Elon Musk has launched a $41 billion bid to buy Twitter, saying the proposed deal is part of his plan to bring “free speech around the globe.”
Musk’s offer price of $54.20 per share, which comes just days after he rejected a seat on the social media company’s board, represents a 38% premium to Twitter’s April 1 close, the last trading day before the Tesla CEO’s more than 9% stake in the company was made public.
Twitter’s shares jumped 12% in premarket trading.
“I invested in Twitter as I believe in its potential to be the platform for free speech around the globe, and I believe free speech is a societal imperative for a functioning democracy,” Musk wrote in a letter to Twitter Chairman Bret Taylor.
“Since making my investment I now realize the company will neither thrive nor serve this societal imperative in its current form. Twitter needs to be transformed as a private company.”
“My offer is my best and final offer and if it is not accepted, I would need to reconsider my position as a shareholder,” Musk said.
Musk’s takeout offer for Twitter caps a two-week stretch of taunts he has launched on the embattled social-media giant.

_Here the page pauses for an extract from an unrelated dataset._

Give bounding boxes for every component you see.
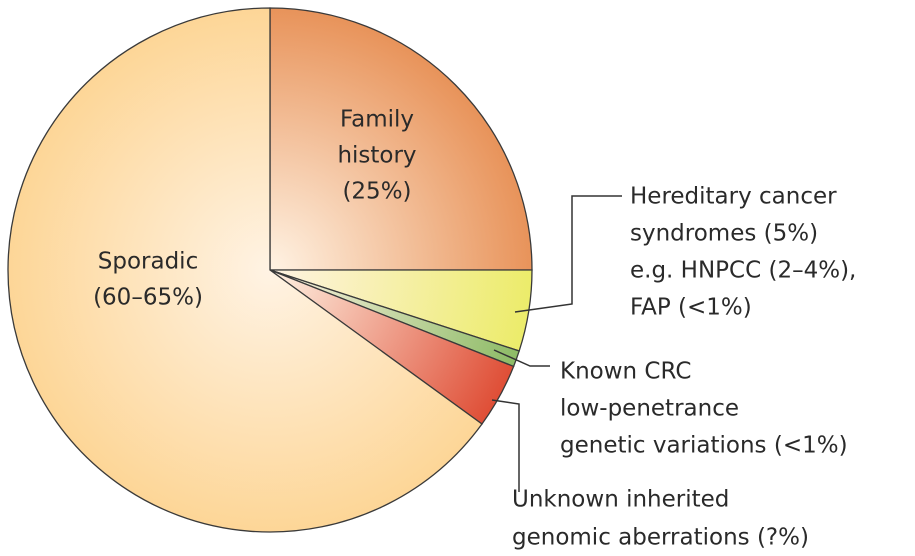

Shortly after disclosing his stake, Musk immediately began teasing possible moves including converting Twitter’s San Francisco headquarters into a homeless shelter.
Musk also has suggested adding an edit button for tweets, suggested that Twitter might be “dying,” and even scrapping its business model, which relies on selling ads.
In a Thursday securities filing announcing his takeover offer, Musk used blunt language, telling the Twitter board: “I am not playing the back-and-forth game.”
“I have moved straight to the end,” the entrepreneur said. “It’s a high price and your shareholders will love it.”
Earlier this week, Musk said he had abandoned a plan to join Twitter’s board, just as his tenure was about to start. Taking the board seat would have prevented him from a possible takeover of the company.
Twitter said in a statement: “The Twitter Board of Directors will carefully review the proposal to determine the course of action that it believes is in the best interest of the Company and all Twitter stockholders.”
Analysts are predicting that Musk will ultimately succeed in his takeover bid.
“Musk previously had a 9.2% stake before the filing this morning and now ultimately we believe this soap opera will end with Musk owning Twitter after this aggressive hostile takeover of the company,” said Daniel Ives of Wedbush Securities.
“It would be hard for any other bidders/consortium to emerge and the Twitter board will be forced likely to accept this bid and/or run an active process to sell Twitter.”
Musk’s potential takeover of Twitter has reportedly been a source of dread for employees of the company in recent days. It has also reportedly divided the company’s ranks, with some welcoming a takeover by “Daddy Elon” and others fearing Musk is a “racist demagogue,” according to reports.
Twitter CEO Parag Agrawal broke the news on his Twitter account earlier this week, describing Musk’s decision not to accept a seat on the board as “for the best” even as he warned workers they would face “distractions ahead,” Bloomberg reported.
The uncertainty left Twitter workers feeling “super stressed” about the future, with employees reportedly “working together to help each other get through the week.”
The report cited interviews with Twitter employees who asked not to be identified while discussing the company’s inner workings. Several employees told the outlet that Twitter’s internal environment was a “s–t-show” after Musk’s deal with the board fell through.
One Twitter employee griped that Musk was likely ‘just getting started” with pushing for change at the company – a development the worker described as “unfortunate,” according to Bloomberg.
The Tesla and SpaceX CEO was invited to join the board one day after disclosing a 9.2 percent stake in Twitter earlier this month, becoming its largest shareholder.
Just days earlier, he publicly trashed the company, which he called “the de facto public town square,” for “failing to adhere to free speech principles fundamentally undermines democracy” and mulled launching his own social media platform.
“Free speech is essential to a functioning democracy. Do you believe Twitter rigorously adheres to this principle?” Musk asked users in a Twitter poll on March 28, in which over 70 percent of the 2 million voters responded “No.”
Musk — the richest person in the world with a fortune of more than $265 billion, according to Forbes — bought some 73.5 million shares of the company, worth an estimated $2.89 billion, according to an SEC filing.